ESG regulations outside the EU
The UK and many other territories around the world are planning their own versions of this legislation. Rules across the world may differ in detail, but the overall gist will be very much the same. More importantly, these rules are part of the wider picture
in which everyone is steering towards a more sustainable version of capitalism. One of Joe Biden’s first moves as President was to rejoin the Paris Climate accord, and he recently hosted a virtual conference on climate change drawing involvement from the great
leaders of the world.
In the UK, the government has brought forward its already ambitious targets on climate change. Prime Minister Boris Johnson has talked of investing heavily in renewable energies, and investors are increasingly showing an interest in the sustainability of
their funds. This comes, in part, from a desire for greener and more sustainable investments, but also a growing recognition of the financial risks a lack of sustainability can bring; those funds that are over exposed to non-sustainable sectors such as oil
and gas are opening themselves up to a number of financial and regulatory risks.

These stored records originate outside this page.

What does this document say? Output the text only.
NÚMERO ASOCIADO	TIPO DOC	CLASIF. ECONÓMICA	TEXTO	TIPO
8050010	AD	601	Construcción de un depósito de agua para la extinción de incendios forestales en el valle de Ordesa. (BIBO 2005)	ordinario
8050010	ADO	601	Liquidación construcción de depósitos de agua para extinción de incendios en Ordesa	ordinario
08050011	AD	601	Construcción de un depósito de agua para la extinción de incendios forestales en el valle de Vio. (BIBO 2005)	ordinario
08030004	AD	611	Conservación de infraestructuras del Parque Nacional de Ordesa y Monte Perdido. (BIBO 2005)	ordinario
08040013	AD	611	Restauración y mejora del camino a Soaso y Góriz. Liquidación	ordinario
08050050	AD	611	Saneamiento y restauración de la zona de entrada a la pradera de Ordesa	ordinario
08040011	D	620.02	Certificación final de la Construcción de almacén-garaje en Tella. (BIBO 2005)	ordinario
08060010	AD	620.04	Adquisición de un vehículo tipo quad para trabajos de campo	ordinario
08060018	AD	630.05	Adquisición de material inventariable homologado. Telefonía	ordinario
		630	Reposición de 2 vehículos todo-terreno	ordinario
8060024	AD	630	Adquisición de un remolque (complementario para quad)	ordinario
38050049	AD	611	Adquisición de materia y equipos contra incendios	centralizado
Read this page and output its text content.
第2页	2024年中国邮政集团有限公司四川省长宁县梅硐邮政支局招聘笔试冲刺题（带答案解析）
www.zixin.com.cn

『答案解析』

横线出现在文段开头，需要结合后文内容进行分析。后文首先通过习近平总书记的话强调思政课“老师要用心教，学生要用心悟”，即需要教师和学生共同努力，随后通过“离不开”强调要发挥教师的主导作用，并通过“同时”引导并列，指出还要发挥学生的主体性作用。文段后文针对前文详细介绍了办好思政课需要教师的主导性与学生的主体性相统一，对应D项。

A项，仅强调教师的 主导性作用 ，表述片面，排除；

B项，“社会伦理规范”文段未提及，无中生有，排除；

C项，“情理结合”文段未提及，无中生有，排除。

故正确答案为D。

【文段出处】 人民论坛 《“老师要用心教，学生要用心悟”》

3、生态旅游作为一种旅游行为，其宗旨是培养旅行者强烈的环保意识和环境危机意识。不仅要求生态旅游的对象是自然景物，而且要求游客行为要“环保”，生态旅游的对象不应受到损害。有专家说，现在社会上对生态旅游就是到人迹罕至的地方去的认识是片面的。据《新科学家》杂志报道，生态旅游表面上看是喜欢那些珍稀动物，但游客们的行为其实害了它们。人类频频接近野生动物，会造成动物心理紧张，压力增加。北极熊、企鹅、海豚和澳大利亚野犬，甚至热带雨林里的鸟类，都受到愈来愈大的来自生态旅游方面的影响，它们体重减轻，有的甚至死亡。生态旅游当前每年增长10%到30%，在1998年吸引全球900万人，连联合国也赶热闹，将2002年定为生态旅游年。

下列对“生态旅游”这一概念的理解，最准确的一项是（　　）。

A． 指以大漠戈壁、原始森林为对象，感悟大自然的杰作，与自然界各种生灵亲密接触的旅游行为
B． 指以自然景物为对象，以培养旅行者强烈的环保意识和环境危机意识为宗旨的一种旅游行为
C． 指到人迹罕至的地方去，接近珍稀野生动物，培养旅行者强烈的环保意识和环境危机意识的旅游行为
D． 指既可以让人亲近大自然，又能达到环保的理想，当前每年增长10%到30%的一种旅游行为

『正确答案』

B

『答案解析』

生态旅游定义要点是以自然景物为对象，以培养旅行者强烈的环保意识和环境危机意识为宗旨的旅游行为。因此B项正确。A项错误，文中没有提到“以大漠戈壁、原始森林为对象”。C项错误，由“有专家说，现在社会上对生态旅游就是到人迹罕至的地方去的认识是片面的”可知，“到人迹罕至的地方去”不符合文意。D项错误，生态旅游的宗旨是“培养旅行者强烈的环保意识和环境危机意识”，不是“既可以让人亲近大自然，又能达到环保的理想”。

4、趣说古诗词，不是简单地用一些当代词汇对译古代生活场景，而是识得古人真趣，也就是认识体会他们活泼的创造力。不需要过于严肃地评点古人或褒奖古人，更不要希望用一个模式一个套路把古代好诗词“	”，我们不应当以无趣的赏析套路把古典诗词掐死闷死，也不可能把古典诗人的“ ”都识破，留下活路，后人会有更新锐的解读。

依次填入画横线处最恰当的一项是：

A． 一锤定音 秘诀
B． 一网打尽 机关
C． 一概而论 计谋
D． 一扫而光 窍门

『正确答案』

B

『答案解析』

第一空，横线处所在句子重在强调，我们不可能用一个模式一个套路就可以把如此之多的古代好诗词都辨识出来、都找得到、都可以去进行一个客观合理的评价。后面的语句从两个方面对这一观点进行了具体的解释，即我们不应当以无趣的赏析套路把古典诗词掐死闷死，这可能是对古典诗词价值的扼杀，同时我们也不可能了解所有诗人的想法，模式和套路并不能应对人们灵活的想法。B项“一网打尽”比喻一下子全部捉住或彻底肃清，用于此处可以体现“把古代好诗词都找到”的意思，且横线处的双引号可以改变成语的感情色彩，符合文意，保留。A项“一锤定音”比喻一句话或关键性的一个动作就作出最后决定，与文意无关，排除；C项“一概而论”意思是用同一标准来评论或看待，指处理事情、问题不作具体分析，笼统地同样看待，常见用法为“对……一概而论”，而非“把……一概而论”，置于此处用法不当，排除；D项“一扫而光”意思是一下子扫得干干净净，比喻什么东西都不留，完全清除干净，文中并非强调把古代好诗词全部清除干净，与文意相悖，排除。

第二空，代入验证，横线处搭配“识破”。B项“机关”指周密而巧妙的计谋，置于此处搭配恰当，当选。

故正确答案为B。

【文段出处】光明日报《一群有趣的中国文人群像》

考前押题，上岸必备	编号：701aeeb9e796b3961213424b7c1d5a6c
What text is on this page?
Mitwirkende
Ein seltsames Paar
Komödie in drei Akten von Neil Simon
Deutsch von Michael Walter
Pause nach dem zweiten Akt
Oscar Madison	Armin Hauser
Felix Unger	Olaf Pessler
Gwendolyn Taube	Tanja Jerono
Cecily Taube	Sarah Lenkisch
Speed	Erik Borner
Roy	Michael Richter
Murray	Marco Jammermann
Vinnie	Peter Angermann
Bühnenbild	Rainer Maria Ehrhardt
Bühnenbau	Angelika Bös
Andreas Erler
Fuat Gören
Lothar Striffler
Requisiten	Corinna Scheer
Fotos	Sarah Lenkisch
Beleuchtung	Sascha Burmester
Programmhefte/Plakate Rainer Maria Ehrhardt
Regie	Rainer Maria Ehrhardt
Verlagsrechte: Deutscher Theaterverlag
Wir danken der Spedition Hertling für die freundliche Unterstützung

In a world where financial companies in the EU are upping their game on ESG reporting, other countries will need to follow suit. Information about products and culture will become a standard source of data for investors, and as they become accustomed to
receiving such data, they will be more reluctant to work with those who do not offer it.
What should firms do now?
Firms can take steps to ensure they meet the regulatory requirements and ensure a smooth implementation of these new ESG policies by reviewing their light green (Article 8), and their dark green (Article 9) products. The latter are those products with a
sustainable investment strategy and the former are those products that promote social or environmental characteristics but that don’t promote sustainability. Sustainable investments also fall into this former category. Firms should review any marketing documentation
and assess whether any further product disclosures need to be made. Firms must also clarify which of their EU-regulated products or activities fall under SFDR rules. Lastly, a clear-cut understanding of how their current sustainability risk disclosures are
made to clients and investors, and if there are any gaps relating to SFDR compliance.
Europe’s move is a key moment for the entire financial sector. It hints at what’s to come from other regulators and continues the move towards more granular reporting on ESG factors. Moving early will reduce the burden of compliance in the future and will
help companies remain competitive in a more environmentally conscious world.